Litauen war in 11 Wahlkreise unterteilt, von denen 5 zu dieser Zeit nicht von Litauern kontrolliert wurden. Die Gesamtzahl der vorgesehenen Mandate betrug 229, aber die von Polen kontrollierte Region Vilnius und die von Frankreich kontrollierte Region Klaipėda waren von den Wahlen ausgeschlossen. Die von Litauen kontrollierten Wahlkreise konnten 112 Abgeordnete wählen, einen pro Einwohner 15.000. Wahlberechtigt war jeder Bürger ab 21 Jahren; die Altersgrenze für das Wahlalter für das Militär lag bei 17 Jahren. Der Absatz in der vorläufigen Verfassung, der besagte, dass die verfassungsgebende Versammlung in Vilnius zusammentreten würde, wurde geändert. Rechte und Pflichten der Parteien sowie Geldbußen und Strafen für Wahlbehinderung, Hetze durch Staatsbeamte während der Arbeitszeit, Vernichtung von Anzeigen und Wahllisten, Ausübung von Nötigung oder Bestechung gegenüber Wählern, Hetze aus Ort und Zeit.

Vertreter

Die Wahlen fanden vom 14. bis 15. April 1920 statt. Die Wahlbeteiligung erreichte etwa 90 %. Die Wähler, sowohl Männer als auch Frauen, wählten 112 Vertreter. Die Mehrheit der Stimmen wurde zugunsten der Litauischen Christlich-Demokratischen Partei abgegeben , was ihr eine parlamentarische Vertretung von 59 Sitzen sicherte. Der Block der Litauischen Sozialistischen Demokratischen Volkspartei und des Litauischen Bauernbundes belegte mit 28 Mandaten den zweiten Platz. Die Sozialdemokraten gewannen 13 Sitze, während ethnische Minderheiten 10 Mandate erhielten (6 gingen an Juden, 3 an Polen, 1 an einen Deutschen). Es gab zwei überparteiliche Vertreter. Später würde sich die parlamentarische Struktur verschieben. Im Rotationsprinzip würden einige Vertreter zurücktreten, um durch neue ersetzt zu werden. Damit hatten bis zum Ende der Wahlperiode 150 Personen einen Sitz im Parlament inne. Die meisten Abgeordneten waren sehr jung: 26 von ihnen waren 30 Jahre oder jünger, und nur zwei 12 Abgeordnete waren 50 Jahre oder älter. Von ihnen waren 4 Mitglieder der jüdischen Fraktion. Die Mehrheit der Abgeordneten (37 von 150) verfügte über einen Hochschulabschluss, gefolgt von der Gruppe der Autodidakten (26 von 150). Sieben Vertreter waren Absolventen einer spirituellen Akademie oder einer Gottheitsschule. Das Parlament hatte 8 weibliche Abgeordnete. Als Seniorchef leitete der Abgeordnete Gabrielė Petkevičaitė–Bitė die feierliche Eröffnungssitzung, wobei Ona Muraškaitė–Račiukaitienė als jüngstes Mitglied des Parlaments als Sekretärin fungierte. Für die Frauen war das damals ein großer Erfolg.

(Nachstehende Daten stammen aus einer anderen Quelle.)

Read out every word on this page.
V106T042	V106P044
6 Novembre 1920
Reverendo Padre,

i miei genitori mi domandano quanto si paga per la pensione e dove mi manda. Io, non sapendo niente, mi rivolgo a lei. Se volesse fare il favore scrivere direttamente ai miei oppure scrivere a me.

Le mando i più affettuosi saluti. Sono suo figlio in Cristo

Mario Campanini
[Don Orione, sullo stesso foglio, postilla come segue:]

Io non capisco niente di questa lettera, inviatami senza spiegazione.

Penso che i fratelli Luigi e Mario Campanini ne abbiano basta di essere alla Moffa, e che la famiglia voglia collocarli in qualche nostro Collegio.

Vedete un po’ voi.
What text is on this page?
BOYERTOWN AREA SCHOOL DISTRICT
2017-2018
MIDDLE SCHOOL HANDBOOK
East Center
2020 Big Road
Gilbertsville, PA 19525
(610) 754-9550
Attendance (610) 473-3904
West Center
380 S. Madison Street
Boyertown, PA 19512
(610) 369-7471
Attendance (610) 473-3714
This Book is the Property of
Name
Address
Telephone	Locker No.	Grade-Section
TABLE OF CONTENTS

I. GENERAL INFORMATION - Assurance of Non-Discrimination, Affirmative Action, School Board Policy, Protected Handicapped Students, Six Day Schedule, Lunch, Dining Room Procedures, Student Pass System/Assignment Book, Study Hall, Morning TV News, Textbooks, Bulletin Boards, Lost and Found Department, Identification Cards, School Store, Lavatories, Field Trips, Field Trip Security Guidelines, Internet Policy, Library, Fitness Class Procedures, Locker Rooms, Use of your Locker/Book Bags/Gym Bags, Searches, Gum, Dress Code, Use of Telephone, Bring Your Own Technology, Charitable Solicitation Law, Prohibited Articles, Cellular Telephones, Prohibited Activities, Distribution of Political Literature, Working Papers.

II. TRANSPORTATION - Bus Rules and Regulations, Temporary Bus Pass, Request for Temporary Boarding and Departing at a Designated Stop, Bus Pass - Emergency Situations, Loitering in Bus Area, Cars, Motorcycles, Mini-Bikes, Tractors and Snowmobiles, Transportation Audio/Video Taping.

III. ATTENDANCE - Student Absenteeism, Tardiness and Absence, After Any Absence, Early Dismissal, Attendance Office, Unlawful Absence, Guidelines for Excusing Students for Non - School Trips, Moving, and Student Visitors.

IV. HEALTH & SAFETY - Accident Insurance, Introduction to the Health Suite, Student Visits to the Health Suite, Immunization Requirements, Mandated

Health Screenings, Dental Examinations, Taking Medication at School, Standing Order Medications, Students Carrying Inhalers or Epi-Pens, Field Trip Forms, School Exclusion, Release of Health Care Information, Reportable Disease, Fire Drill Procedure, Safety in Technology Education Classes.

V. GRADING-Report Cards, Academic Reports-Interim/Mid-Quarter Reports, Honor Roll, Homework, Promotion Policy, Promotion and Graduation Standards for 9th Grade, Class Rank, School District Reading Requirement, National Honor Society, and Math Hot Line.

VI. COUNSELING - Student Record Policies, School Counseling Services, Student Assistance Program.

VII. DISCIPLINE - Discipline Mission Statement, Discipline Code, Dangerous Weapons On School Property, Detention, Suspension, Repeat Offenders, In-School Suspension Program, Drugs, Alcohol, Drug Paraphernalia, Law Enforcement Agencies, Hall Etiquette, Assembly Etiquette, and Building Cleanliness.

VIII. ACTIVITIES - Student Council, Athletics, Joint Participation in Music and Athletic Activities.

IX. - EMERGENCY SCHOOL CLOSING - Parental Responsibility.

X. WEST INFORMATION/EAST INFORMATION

Der Palast der verfassunggebenden Versammlung , heute das Gymnasium der Universität von Kaunas Maironis

Im Handel waren die meisten Parlamentsabgeordneten Landwirte (21). Es folgten Lehrer (18), Beamte, Mitarbeiter und Kommunalarbeiter (18), Handwerker und Arbeiter (17), Rechtsanwälte (13), Priester und Rabbiner (12), Militärs (13).

Errungenschaften

Das erste Treffen fand am 15. Mai 1920 in Kaunas , der provisorischen Hauptstadt, statt . Zum Vorsitzenden und De-facto- Präsidenten wurde Aleksandras Stulginskis gewählt . Bereits am 10. Juni 1920 verabschiedete sie den dritten und letzten Verfassungsentwurf.

Am 12. Juni 1920 wurde mit der russischen SFSR ein Friedensvertrag unterzeichnet . Es war für Litauen von großem Nutzen, da Russland seine Unabhängigkeit de jure (als erster Staat nach 1918) anerkannte und anerkannte, dass weite Teile der Region Vilnius zu Litauen gehörten. Kurz nach der Niederlage in der Schlacht bei Warschau übergab die abziehende Rote Armee Vilnius vereinbarungsgemäß an Litauen.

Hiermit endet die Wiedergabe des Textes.